L’équipe de recherche focalisera son attention sur les batteries rechargeables sodium-ion. Il s’agira notamment de répondre à la question suivante : quel électrolyte utiliser pour optimiser le fonctionnement et la durée de vie d’un tel dispositif ? Plusieurs candidats seront ainsi testés : pour chacun, l’analyse de la SEI, à l’aide de l’instrument de mesure développé dans le cadre du partenariat, permettra de déterminer sa pertinence. « Nous allons également étudier la possibilité d’améliorer les matériaux au sein des électrodes, toujours en observant les réactions à l’interface avec l’électrolyte », ajoute Ozlem Sel. « Dans tous les cas, la mesure des caractéristiques de la SEI reste la clé de la compréhension des mécanismes électrochimiques aux interfaces, et donc de l’optimisation des performances de la batterie. »

Une batterie d’expérimentations et de modélisations


Pour mettre au point ce nouvel instrument, les chercheurs recourent à une démarche hybride, mêlant expérimentations et travail de modélisation des réactions électrochimiques.

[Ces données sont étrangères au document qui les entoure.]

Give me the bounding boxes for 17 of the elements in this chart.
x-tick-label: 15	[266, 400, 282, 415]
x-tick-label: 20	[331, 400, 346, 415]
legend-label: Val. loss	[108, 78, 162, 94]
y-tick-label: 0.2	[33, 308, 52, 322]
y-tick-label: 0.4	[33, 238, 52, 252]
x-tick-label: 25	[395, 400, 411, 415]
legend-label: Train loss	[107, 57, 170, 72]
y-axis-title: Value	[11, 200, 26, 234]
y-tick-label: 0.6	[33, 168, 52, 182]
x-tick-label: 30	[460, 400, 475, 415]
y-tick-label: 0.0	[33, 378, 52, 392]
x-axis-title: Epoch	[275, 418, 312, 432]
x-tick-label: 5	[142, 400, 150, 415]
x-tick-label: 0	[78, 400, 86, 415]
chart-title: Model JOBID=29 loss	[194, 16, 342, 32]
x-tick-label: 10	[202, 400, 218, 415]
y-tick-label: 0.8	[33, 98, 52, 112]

Deux méthodes complémentaires, qui s’autoalimentent en permanence. « Les résultats expérimentaux servent de base aux modélisations et, à l’inverse, les modèles réalisés permettent d’approfondir la connaissance des phénomènes électrochimiques, ce qui guide les expérimentations menées par la suite », indique Bogdan Petrescu. « Et, bien sûr, les expériences permettent de valider ou d’infirmer les hypothèses formulées lors des travaux de modélisation. »

Aujourd’hui, l’équipe de recherche s’approche d’un premier prototype fonctionnel, qui « sera prochainement testé sur des systèmes connus, afin de vérifier la pertinence des mesures effectuées », selon Bogdan Petrescu. Une étape indispensable avant de confronter le nouvel appareil aux résultats obtenus lors des modélisations et à des systèmes moins connus, comme les batteries rechargeables sodium-ion.